Nursing interventions are chosen as part of the planning process to achieve patient outcomes. Once nursing diagnoses are determined, the goals and outcomes are specified, then the nursing interventions are selected and individualized according to the patient's situation.
A nursing intervention is a treatment or action based on scientific concepts and knowledge from the nursing, behavioral, and physical sciences. Identifying and prioritizing nursing interventions based on the desired outcome is essential.

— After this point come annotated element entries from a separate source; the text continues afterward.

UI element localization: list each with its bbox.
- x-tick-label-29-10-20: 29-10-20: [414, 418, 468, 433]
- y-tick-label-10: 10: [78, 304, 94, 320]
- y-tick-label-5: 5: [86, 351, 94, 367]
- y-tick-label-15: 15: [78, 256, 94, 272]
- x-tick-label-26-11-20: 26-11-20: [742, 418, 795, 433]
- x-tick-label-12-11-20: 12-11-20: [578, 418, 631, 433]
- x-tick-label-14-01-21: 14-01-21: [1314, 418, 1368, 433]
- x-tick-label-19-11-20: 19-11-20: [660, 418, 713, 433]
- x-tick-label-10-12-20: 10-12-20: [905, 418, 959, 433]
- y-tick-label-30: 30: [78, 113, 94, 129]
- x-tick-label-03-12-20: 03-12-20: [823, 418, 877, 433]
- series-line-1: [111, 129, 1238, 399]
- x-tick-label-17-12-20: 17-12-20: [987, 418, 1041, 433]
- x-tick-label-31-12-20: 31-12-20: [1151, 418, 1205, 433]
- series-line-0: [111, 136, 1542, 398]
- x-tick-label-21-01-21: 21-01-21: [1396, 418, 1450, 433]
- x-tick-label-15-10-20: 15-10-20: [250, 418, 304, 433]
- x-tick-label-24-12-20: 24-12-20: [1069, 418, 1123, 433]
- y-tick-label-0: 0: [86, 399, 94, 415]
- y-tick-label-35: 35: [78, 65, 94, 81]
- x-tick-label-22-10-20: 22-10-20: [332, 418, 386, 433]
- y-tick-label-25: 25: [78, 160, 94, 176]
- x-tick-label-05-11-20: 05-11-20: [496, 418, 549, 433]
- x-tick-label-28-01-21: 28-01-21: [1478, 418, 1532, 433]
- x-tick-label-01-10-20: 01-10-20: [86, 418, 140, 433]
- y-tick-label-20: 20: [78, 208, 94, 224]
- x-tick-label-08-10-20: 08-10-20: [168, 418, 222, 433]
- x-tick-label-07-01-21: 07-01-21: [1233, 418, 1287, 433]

The three types of nursing interventions are nurse-initiated, physician-initiated, and collaborative. Some patients require all three interventions, while others require nurse and physician-initiated only.
- Nurse-initiated interventions, or independent nursing interventions, are actions a nurse independently begins in response to a nursing diagnosis without healthcare providers' supervision, guidance, or orders. Examples include positioning patients to prevent pressure injuries or informing patients about the adverse effects of medications.
- Physician-initiated interventions, or dependent nursing interventions, are treatments or actions requiring a physician's or nurse practitioner's orders for treating or managing a medical diagnosis are interventions. Examples include administering a medication or implementing an invasive procedure such as inserting a Foley catheter or starting an IV infusion.
- Collaborative intervention, or interdependent interventions, require multiple healthcare providers' combined knowledge, skill, and expertise. Nursing interventions require collaboration with other healthcare team members, such as physicians, social workers, respiratory therapists, physical therapists, and occupational therapists.